Investigators randomized 3092 patients 1:1 to 100/62.5/25 mcg FF/UMEC/VI via ELLIPTA inhaler, or their clinician’s choice of any ICS+LAMA+LABA combination in non-ELLIPTA devices, for 24 weeks.
Patients who were randomized to MITT who entered on triple therapy at study entry were to remain on their previous regimen for the trial. And to reflect usual clinical care by minimizing interventions, commercial study medication was prescribed—with just 2 study visits mandated per patient.
Trial primary endpoint was proportion of CAT responders—as per ≥2-unit decrease in score from baseline—at week 24. Secondary subset endpoints included change from baseline in forced expiratory volume in 1 second (FEV1), and proportion of patients making ≥1 critical error in inhalation at trial’s end.
Triple-therapy single-inhaler patients were 31% more likely to be considered a CAT responder at week 24 than MITT paitents (OR, 1.31; P <.001). Halpin and colleagues also observed a 50 mL greater improvement in FEV1 from baseline in FF/UMEC/VI single-inhaler-treated patients versus MITT patients (P <.001).
Twice the rate of FF/UMEC/VI-treated patients (6%) made ≥1 critical error in inhaler technique than MITT-treated patients (3%; P = .103). Safety profiles were similar between cohorts, with investigators reporting no new safety findings.
Despite the slightly increased rate of inhaler technique issues—and limited required follow-up with physicians during new regimen care—FF/UMEC/VI was associated with improved health status among patients with COPD.

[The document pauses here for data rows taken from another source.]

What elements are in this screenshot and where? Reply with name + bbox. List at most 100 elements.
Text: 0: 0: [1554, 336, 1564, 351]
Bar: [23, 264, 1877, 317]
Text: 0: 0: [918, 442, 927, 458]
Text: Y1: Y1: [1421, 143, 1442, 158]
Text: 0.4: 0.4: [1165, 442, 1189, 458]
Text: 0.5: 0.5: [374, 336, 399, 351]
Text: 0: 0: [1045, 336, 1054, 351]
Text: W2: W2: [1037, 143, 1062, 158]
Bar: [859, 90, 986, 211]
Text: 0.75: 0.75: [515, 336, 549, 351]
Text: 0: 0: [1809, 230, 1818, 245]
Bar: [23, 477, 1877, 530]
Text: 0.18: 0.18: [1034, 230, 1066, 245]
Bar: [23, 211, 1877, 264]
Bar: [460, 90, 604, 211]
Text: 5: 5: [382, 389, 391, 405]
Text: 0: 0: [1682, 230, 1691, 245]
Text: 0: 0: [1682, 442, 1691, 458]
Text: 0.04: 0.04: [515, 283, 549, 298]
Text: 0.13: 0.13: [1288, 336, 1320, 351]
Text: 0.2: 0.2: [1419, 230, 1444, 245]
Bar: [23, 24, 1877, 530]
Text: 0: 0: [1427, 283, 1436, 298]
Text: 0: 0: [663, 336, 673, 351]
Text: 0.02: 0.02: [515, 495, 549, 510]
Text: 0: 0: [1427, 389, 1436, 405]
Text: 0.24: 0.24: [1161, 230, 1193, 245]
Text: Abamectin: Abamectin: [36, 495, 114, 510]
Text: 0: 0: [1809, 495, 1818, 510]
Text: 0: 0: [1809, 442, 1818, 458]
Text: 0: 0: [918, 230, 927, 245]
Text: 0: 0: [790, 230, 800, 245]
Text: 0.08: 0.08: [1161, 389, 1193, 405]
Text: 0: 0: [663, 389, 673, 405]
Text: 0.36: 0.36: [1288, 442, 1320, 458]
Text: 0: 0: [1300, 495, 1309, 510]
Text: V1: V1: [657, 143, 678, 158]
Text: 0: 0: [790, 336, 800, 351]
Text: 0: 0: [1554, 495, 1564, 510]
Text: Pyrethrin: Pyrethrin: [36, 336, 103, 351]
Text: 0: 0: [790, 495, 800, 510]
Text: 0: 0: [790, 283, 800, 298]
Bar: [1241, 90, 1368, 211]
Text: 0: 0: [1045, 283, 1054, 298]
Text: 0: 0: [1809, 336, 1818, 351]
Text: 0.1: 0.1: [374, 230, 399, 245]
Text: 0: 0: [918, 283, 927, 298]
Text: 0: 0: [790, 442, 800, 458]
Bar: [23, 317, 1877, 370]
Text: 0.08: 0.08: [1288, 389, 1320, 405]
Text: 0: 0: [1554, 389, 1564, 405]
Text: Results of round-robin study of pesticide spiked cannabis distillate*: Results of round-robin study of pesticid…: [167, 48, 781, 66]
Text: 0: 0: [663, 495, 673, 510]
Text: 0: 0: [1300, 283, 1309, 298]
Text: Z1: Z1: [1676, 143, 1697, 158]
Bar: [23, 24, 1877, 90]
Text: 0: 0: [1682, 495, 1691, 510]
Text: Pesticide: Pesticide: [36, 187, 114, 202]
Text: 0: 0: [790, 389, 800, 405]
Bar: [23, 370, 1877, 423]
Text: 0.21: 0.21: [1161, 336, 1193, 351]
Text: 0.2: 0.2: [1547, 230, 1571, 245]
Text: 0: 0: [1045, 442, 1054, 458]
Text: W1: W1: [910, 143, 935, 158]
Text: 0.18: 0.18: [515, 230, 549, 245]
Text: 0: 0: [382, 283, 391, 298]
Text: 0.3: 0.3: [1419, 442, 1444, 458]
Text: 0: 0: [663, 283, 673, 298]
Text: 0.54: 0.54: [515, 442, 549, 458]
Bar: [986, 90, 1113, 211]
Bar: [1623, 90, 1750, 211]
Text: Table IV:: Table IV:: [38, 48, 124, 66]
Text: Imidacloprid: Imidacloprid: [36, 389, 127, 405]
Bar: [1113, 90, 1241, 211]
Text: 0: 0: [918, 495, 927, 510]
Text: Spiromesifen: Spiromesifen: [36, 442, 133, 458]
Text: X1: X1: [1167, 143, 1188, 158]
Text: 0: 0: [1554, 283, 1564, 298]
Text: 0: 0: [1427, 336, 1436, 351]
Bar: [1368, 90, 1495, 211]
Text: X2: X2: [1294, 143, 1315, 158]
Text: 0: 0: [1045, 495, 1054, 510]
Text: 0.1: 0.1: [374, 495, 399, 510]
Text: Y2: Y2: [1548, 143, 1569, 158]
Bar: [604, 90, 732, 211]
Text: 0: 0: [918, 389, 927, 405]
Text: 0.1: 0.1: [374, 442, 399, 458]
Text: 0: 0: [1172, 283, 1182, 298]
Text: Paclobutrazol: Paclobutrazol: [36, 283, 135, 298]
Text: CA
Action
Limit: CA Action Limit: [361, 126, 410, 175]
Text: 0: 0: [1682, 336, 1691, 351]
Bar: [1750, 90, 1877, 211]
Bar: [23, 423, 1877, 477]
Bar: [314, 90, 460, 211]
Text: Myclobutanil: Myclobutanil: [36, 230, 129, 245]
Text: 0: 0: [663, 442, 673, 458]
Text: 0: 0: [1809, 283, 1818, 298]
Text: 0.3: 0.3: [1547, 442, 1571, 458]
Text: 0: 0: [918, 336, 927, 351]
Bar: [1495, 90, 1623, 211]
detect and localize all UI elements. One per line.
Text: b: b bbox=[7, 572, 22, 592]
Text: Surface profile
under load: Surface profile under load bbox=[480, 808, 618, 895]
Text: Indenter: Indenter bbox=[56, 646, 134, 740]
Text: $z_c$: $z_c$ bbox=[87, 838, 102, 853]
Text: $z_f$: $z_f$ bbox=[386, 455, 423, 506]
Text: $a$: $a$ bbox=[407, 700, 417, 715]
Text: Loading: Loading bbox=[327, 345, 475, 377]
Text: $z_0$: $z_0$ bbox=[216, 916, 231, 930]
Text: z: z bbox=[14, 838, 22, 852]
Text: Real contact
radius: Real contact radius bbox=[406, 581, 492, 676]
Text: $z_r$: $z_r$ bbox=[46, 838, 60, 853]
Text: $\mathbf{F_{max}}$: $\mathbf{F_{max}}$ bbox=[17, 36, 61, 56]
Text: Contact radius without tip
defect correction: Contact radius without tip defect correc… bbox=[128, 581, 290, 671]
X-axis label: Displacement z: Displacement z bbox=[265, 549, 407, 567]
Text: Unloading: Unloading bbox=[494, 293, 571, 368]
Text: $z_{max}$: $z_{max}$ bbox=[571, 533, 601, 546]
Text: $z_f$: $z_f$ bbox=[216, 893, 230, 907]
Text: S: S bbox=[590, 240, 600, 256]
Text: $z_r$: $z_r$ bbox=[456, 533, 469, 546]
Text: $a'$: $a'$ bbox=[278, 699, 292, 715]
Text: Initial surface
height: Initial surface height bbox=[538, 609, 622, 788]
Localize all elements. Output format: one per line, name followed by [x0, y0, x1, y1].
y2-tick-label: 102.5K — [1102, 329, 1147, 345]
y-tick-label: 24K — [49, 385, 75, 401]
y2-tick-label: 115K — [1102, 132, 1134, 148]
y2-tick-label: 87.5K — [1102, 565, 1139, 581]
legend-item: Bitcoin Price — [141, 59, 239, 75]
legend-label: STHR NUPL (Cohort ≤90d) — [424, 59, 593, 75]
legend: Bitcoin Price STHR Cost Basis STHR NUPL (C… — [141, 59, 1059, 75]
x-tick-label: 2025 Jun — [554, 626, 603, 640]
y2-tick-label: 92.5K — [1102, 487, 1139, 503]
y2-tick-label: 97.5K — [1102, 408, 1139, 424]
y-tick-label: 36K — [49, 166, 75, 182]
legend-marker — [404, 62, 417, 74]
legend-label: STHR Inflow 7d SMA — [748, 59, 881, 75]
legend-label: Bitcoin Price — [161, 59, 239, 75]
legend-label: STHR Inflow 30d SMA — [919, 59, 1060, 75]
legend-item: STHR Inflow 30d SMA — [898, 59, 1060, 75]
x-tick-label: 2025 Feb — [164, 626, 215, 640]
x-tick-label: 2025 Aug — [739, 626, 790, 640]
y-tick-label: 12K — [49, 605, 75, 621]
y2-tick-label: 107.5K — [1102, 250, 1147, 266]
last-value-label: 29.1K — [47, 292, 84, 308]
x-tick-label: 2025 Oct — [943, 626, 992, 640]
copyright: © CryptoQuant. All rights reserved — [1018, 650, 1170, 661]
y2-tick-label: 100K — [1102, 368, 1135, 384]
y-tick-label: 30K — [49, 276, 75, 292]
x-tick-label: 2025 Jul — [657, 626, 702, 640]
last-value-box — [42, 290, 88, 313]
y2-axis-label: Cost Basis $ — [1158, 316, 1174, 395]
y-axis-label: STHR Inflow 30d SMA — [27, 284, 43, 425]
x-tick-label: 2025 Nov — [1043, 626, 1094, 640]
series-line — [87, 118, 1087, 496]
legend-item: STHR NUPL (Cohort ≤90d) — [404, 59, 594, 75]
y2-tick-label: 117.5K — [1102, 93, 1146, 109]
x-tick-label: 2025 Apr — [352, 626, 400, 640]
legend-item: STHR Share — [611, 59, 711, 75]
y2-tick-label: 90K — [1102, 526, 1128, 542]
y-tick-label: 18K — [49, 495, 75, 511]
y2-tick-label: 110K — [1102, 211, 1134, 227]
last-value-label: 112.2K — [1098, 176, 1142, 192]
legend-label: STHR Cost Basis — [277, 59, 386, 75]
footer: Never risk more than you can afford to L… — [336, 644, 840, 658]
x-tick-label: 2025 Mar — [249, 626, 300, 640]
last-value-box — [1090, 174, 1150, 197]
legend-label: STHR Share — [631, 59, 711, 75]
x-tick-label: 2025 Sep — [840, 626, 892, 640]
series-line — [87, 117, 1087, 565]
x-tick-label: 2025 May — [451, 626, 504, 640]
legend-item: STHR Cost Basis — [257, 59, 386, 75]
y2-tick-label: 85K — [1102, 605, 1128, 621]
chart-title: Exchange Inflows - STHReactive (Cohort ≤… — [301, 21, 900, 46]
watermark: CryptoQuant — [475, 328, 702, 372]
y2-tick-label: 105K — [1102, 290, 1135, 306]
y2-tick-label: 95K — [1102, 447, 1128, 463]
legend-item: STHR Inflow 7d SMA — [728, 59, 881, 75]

“In usual clinical care, treatment with single-inhaler FF/UMEC/VI results in significantly more patients with health status improvements, and greater lung function benefit, versus MITT, with similar safety profiles,” investigators concluded.
The study, “Intrepid: Clinical Effectiveness of Once-Daily Single-Inhaler Fluticasone Furoate/ Umeclidinium/ Vilanterol Versus Multiple-Inhaler Triple Therapy in Usual Clinical Practice,” was published online by ATS.